Nihayetinde Türk devleti 2007 yılının Kasım ayında Beyaz saray’da ‘ortak düşman’ ilan ettiği PKK ile ilk önce Oslo sürecini başlatmak zorunda kaldı. 2012 yılının sonunda PKK ile Abdullah Öcalan’ın merkezinde olduğu İmralı görüşme ve müzakere sürecine başladı.
Hiç kuşku olmasın ki 5 Kasım 2007’de açıklanan ‘ortak düşman’ konseptinden istenilen sonuç elde edilmiş olsaydı bugün ne İmralı süreci olacaktı, ne de barış ve çözümden bahsedecektik.
Çünkü ortada direnmiş ve değim yerde ise bileğinin hakkıyla ayakta kalmış bir hareket var. Batı Kürdistan’da devrimin öncü gücü, Kuzey’de milyonları harekete geçiren, Güney Kürdistan’ın geleceği ve güvenliği için önemli bir aktör olmuş ve Doğu Kürdistan’da özgürlük dalgasının ilham kaynağı haline gelmiş bir hareketten bahsediyoruz.
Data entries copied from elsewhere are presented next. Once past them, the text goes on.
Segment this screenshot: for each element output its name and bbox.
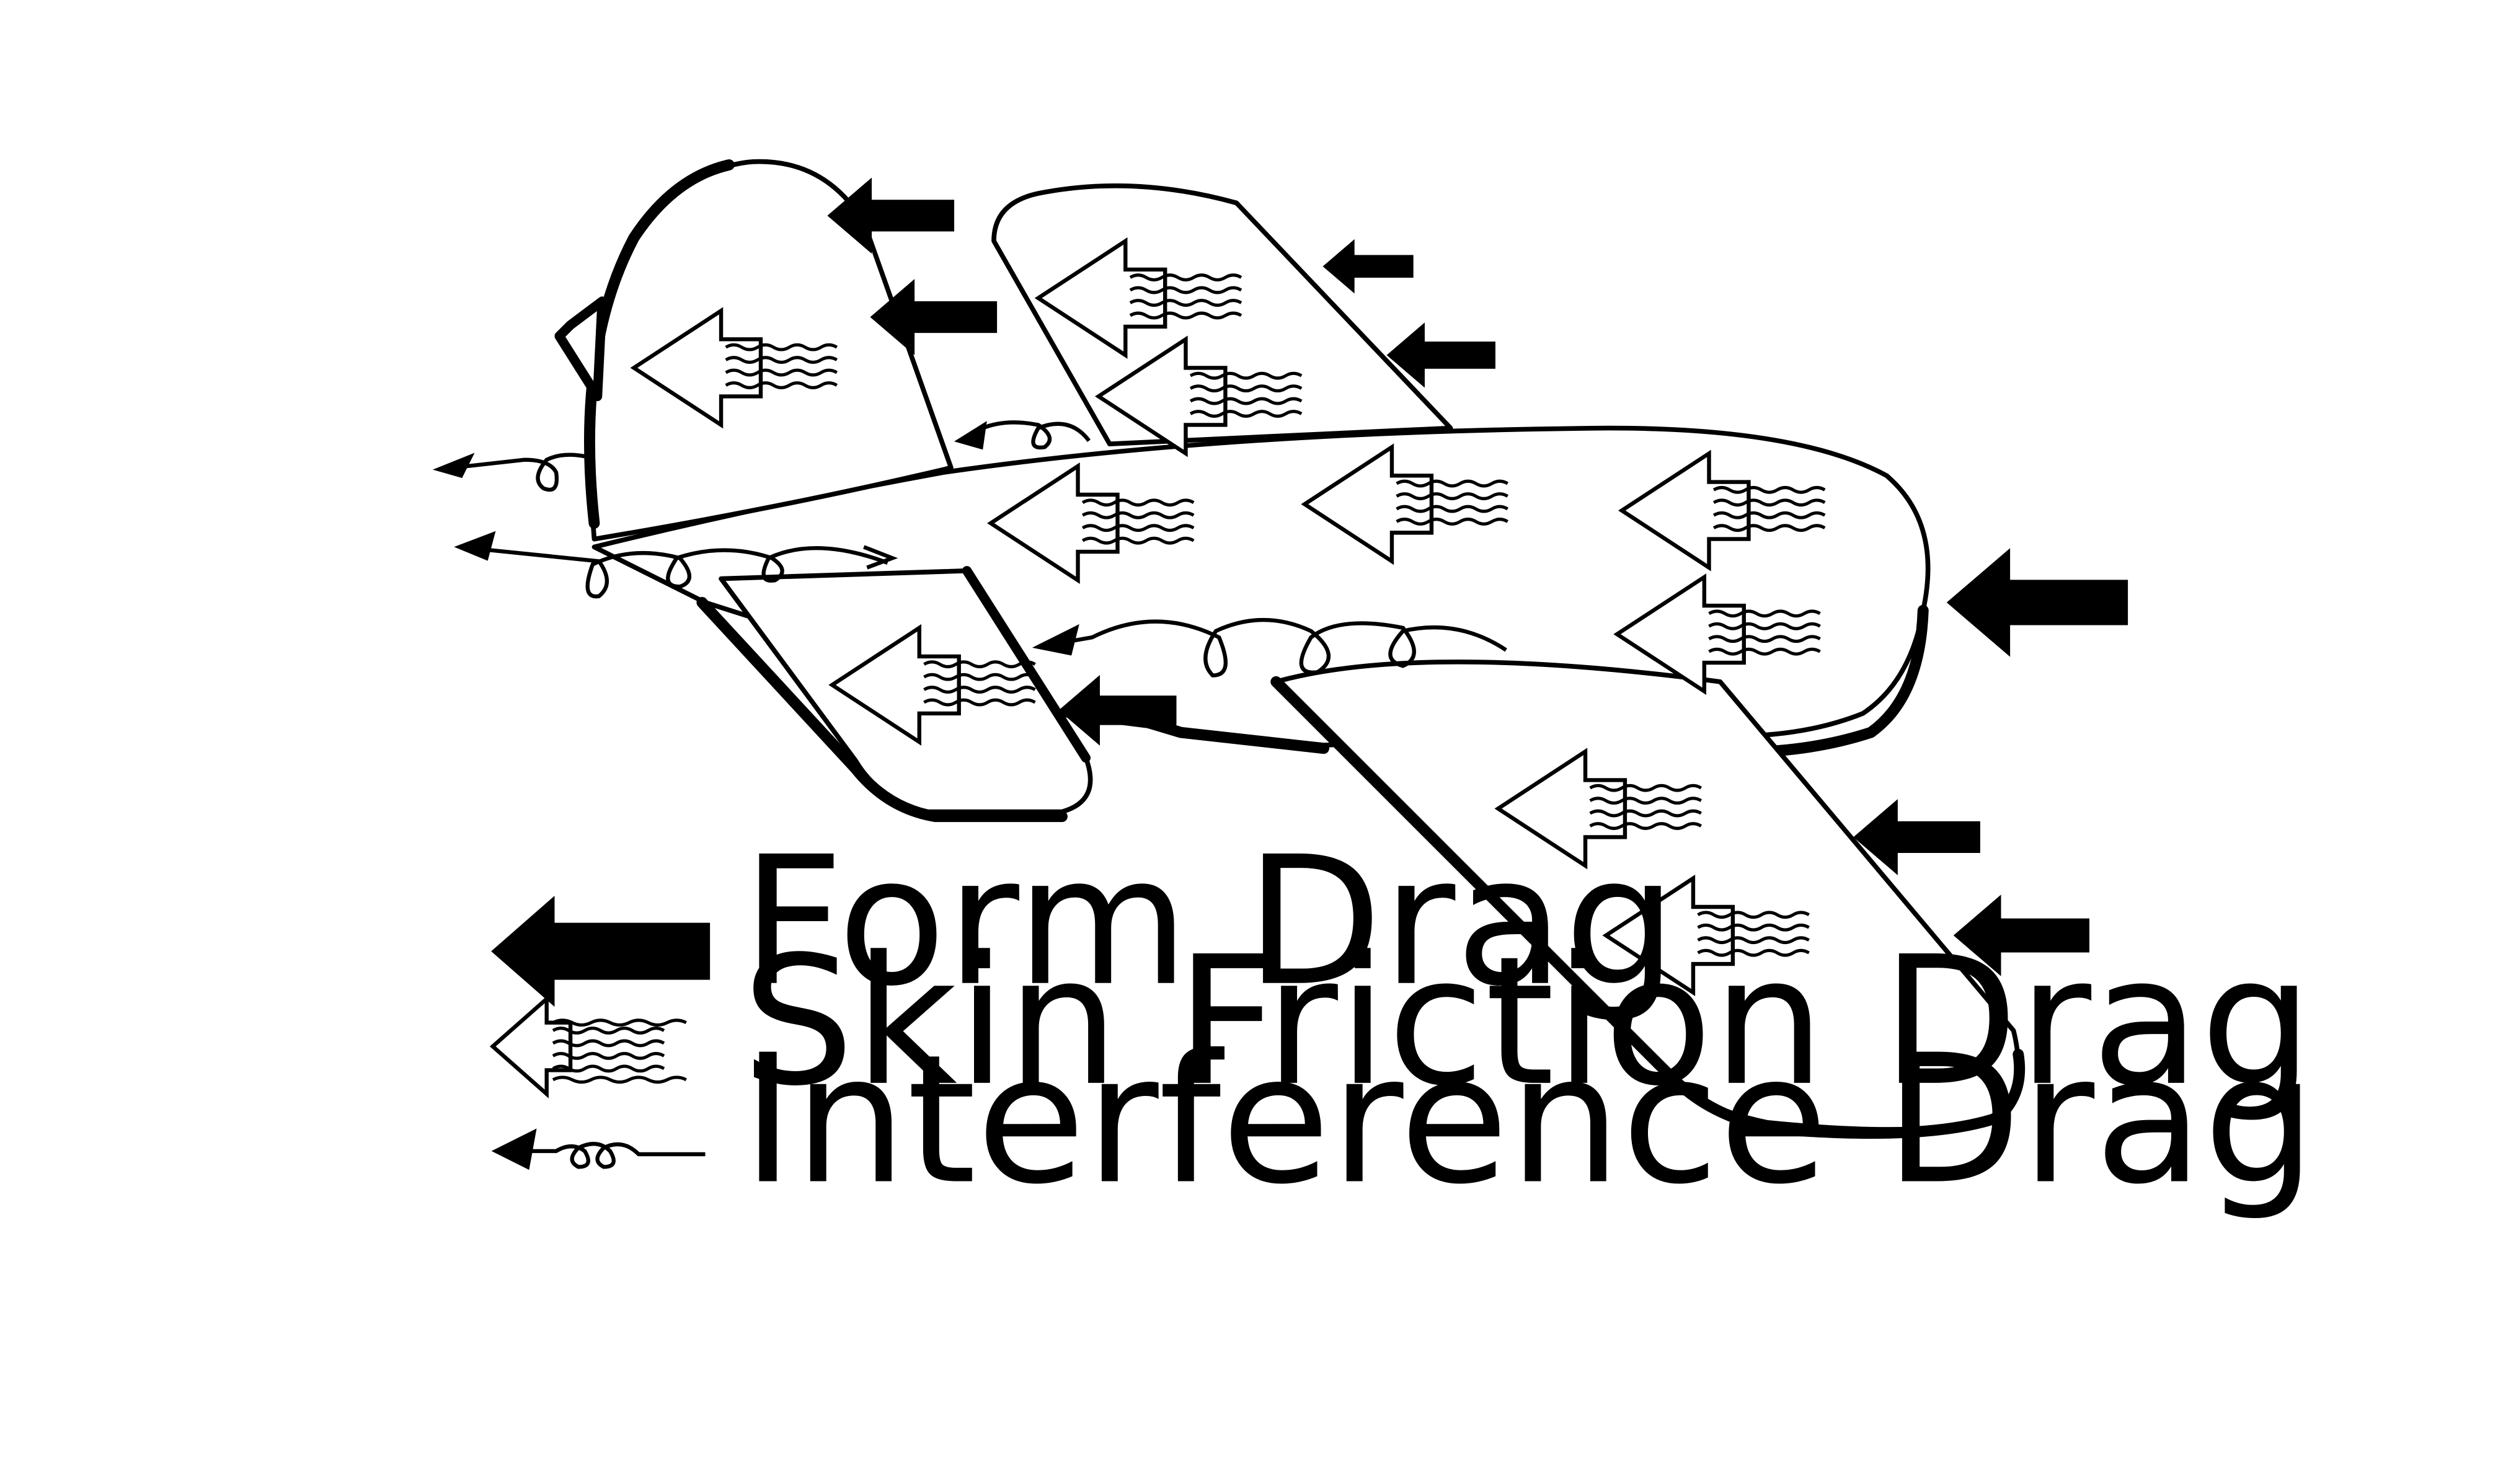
legend-skin-friction-drag: Skin Friction Drag: [489, 918, 2313, 1125]
airplane-illustration: [554, 159, 2026, 1139]
hollow-wavy-arrow-icon: [489, 994, 687, 1098]
legend-label-form-drag: Form Drag: [742, 818, 1676, 1025]
interference-drag-arrows: [432, 420, 1507, 678]
legend-label-interference-drag: Interference Drag: [742, 1016, 2316, 1223]
solid-arrow-icon: [491, 896, 711, 1007]
legend: Form Drag Skin Friction Drag Interferenc…: [489, 818, 2316, 1223]
legend-label-skin-friction-drag: Skin Friction Drag: [742, 918, 2313, 1125]
legend-interference-drag: Interference Drag: [491, 1016, 2316, 1223]
loop-arrow-icon: [491, 1128, 706, 1170]
legend-form-drag: Form Drag: [491, 818, 1677, 1025]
Bunun ABD’nin görmemiş ve okumamış olması artık mümkün değil. ABD’nin çözüm sürecine ‘destek vermesi’, ‘ortak düşman’ tekerlemesinden vazgeçmesinin esas nedenine burada yatmaktadır.
Son Erdoğan-Obama görüşmesinde elbette ki PKK önemli bir konu başlığı olarak görüşmelerde yer aldı. Ama ilk kez iki ülke lideri yaptıkları açıklamalarda o bildik ve tanıdık cümleleri kullanmadılar. ABD başkanı Barack Obama konuşmasında “PKK terör”ü yerine “PKK şiddeti”nden bahsetti. Bu ABD’nin “ortak düşman” konseptini tek ettiğinin de önemli bir işareti olarak okunmalıdır.
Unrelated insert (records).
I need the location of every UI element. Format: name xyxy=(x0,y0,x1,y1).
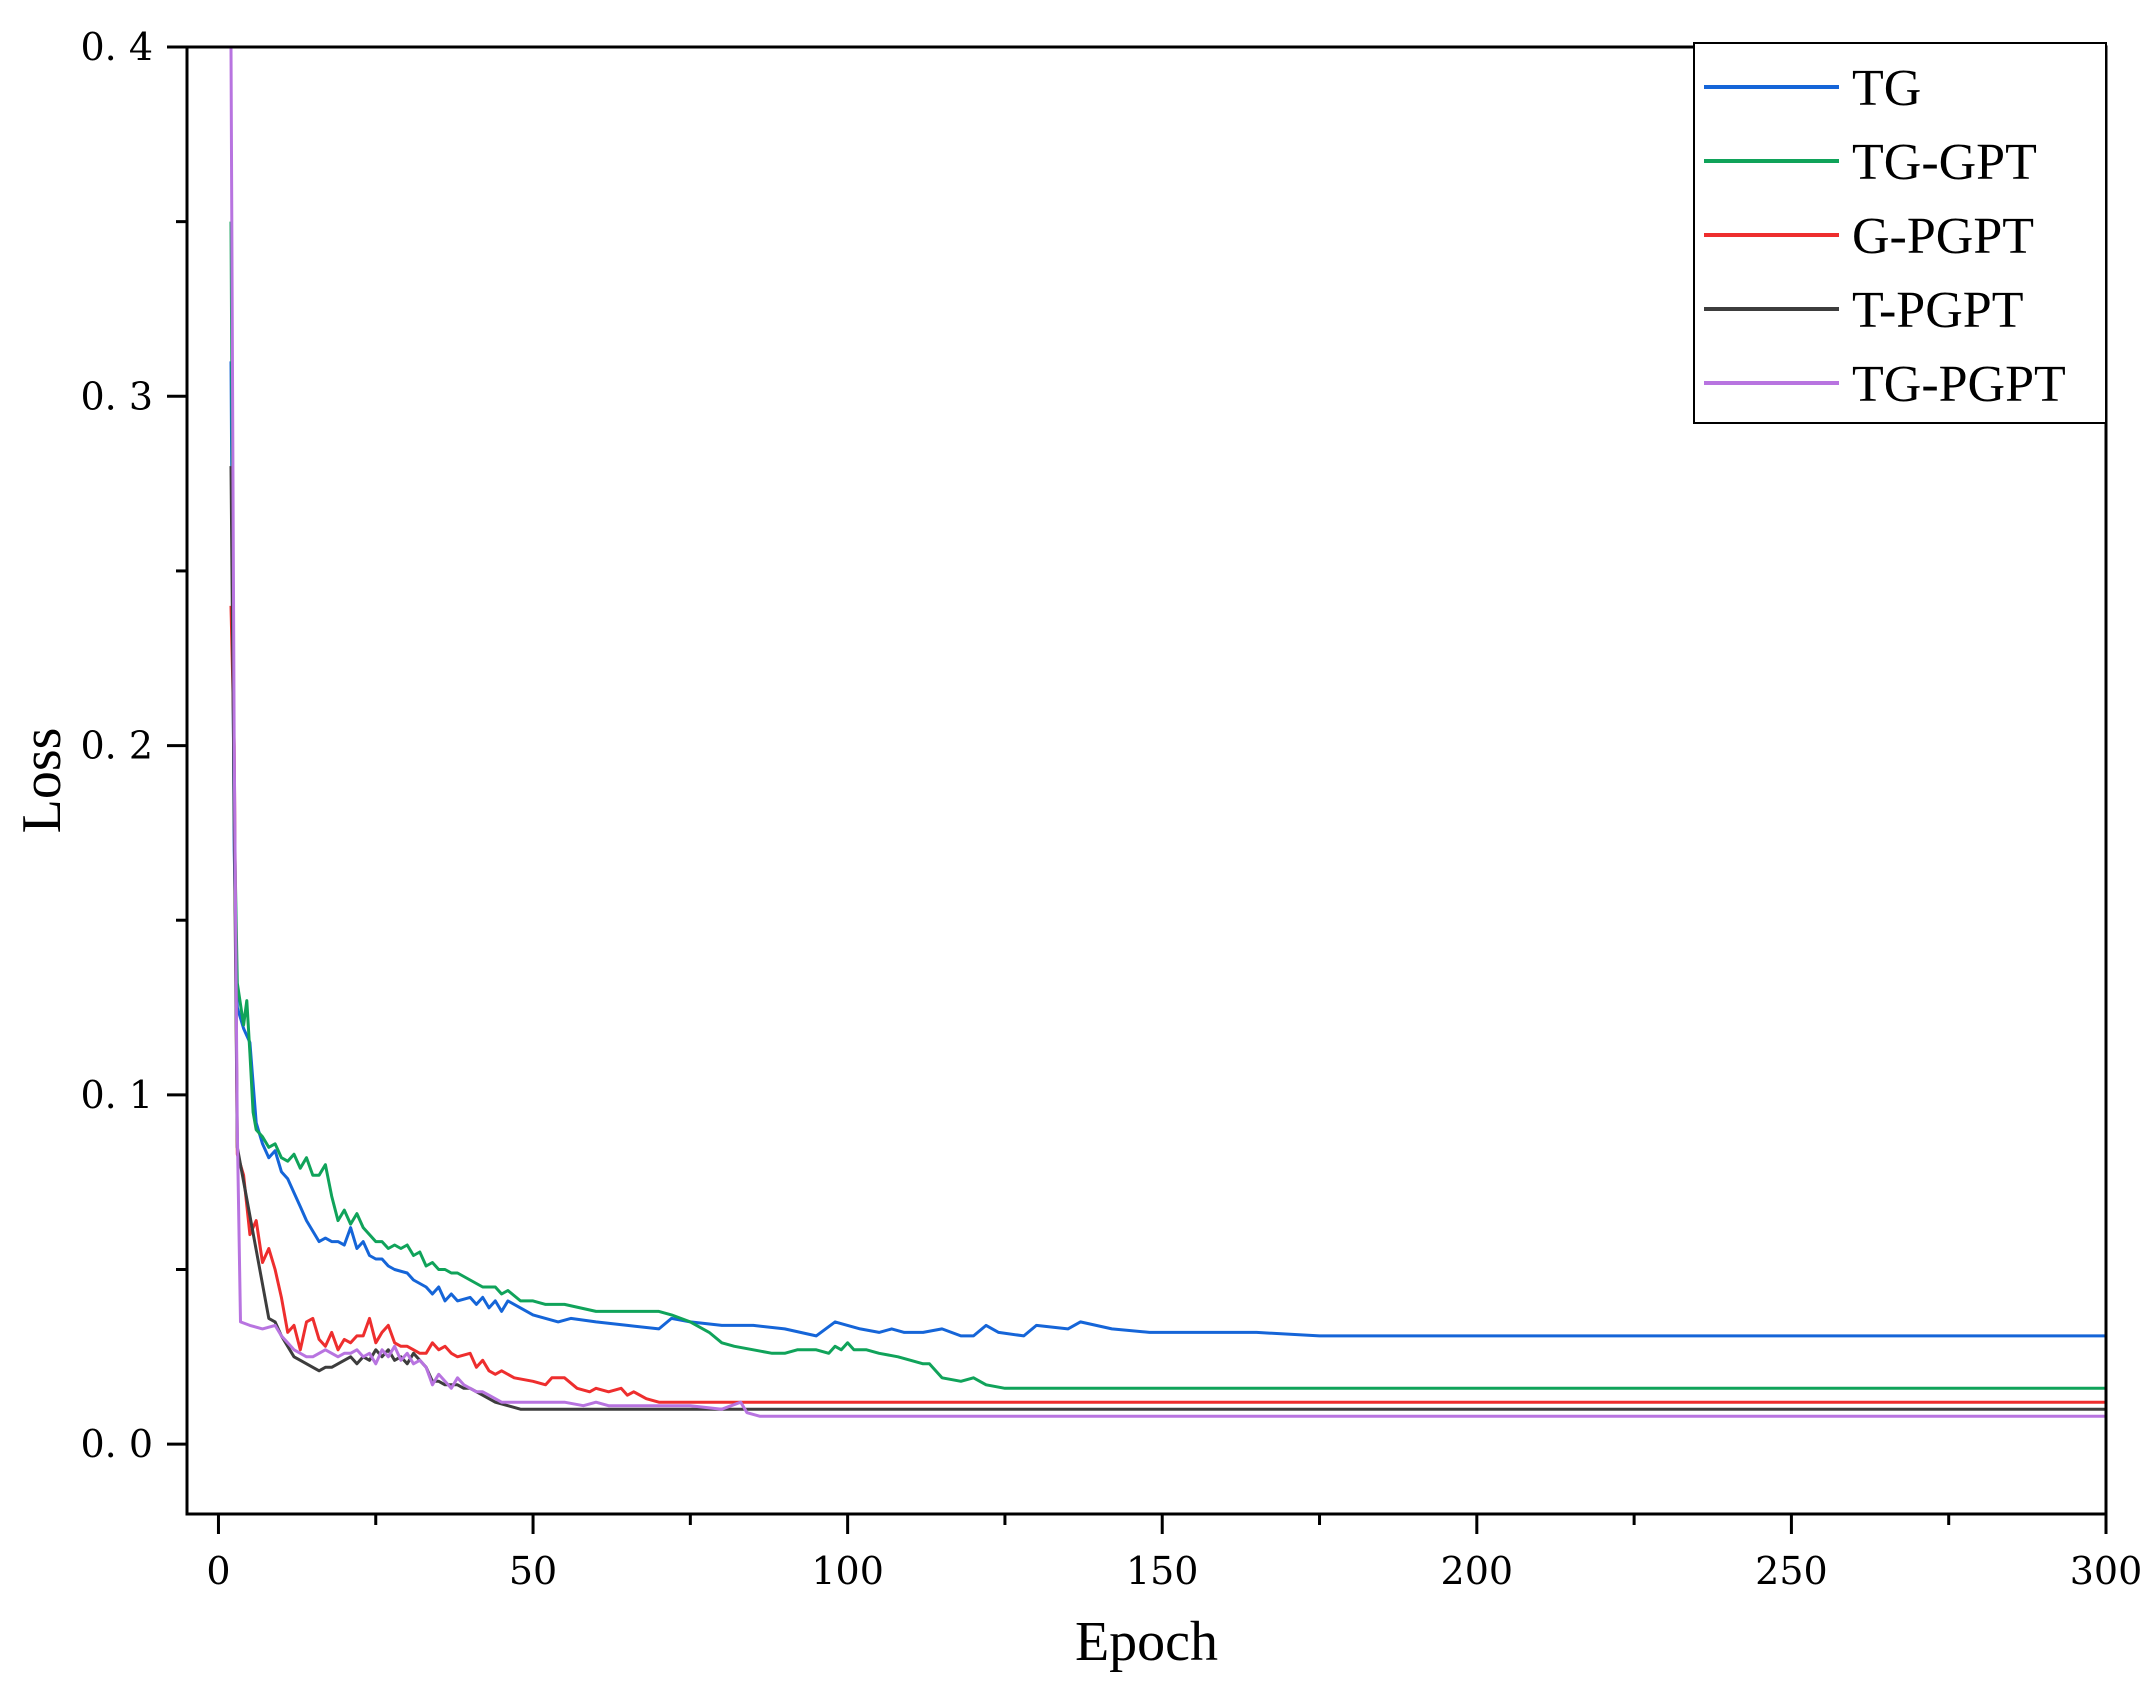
y-tick-label: 0. 0 xyxy=(80,1422,153,1466)
legend-label: TG xyxy=(1852,60,1921,117)
plot-area-frame xyxy=(185,45,2108,1516)
legend: TG TG-GPT G-PGPT T-PGPT TG-PGPT xyxy=(1693,42,2107,424)
y-axis: 0. 0 0. 1 0. 2 0. 3 0. 4 xyxy=(80,25,187,1466)
legend-label: G-PGPT xyxy=(1852,208,2034,265)
series-line-tg-gpt xyxy=(229,221,2106,1390)
series-line-tg-pgpt xyxy=(229,46,2106,1418)
x-axis: 0 50 100 150 200 250 300 xyxy=(206,1514,2142,1593)
series-line-g-pgpt xyxy=(229,605,2106,1404)
x-tick-label: 250 xyxy=(1755,1549,1828,1593)
legend-label: TG-GPT xyxy=(1852,134,2037,191)
legend-label: T-PGPT xyxy=(1852,282,2023,339)
x-tick-label: 0 xyxy=(206,1549,230,1593)
x-tick-label: 50 xyxy=(509,1549,557,1593)
series-layer xyxy=(229,46,2106,1418)
x-tick-label: 100 xyxy=(811,1549,884,1593)
legend-label: TG-PGPT xyxy=(1852,356,2066,413)
x-axis-title: Epoch xyxy=(1075,1611,1218,1673)
x-tick-label: 300 xyxy=(2070,1549,2143,1593)
y-tick-label: 0. 1 xyxy=(80,1073,153,1117)
x-tick-label: 200 xyxy=(1441,1549,1514,1593)
y-axis-title: Loss xyxy=(11,728,73,834)
y-tick-label: 0. 4 xyxy=(80,25,153,69)
y-tick-label: 0. 3 xyxy=(80,374,153,418)
x-tick-label: 150 xyxy=(1126,1549,1199,1593)
series-line-tg xyxy=(229,361,2106,1338)
y-tick-label: 0. 2 xyxy=(80,724,153,768)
Elbette ki ABD başkanının bu dil değişikliği önemlidir. Bunun ne kadar simi bir davranış olduğunu ancak sahada test etmek mümkündür. Bu da şu demektir: ABD Türkiye’yi önümüzdeki dönemde PKK ile yürüttüğü müzakerelerde sorunun çözümü için teşvik etmesi gerekiyor. Örneğin ilk adım olarak PKK’yi hem kendisi, hem de onun talep ve isteğiyle Avrupa Birliği ‘terör örgütleri’ listesinden çıkarmalıdır. ABD PKK ile yeni bir dönem başlatmalıdır. Onu dıştalamaktan, görmezlikten gelmekten vazgeçmelidir.
Çünkü ünlü yazar Ralph Giordano’nun dediği gibi “Siz Ağrı Dağı’nı inkar ettiğiniz zaman, o ortadan kaybolmuyor. Tüm ihtişamıyla orda duruyor.”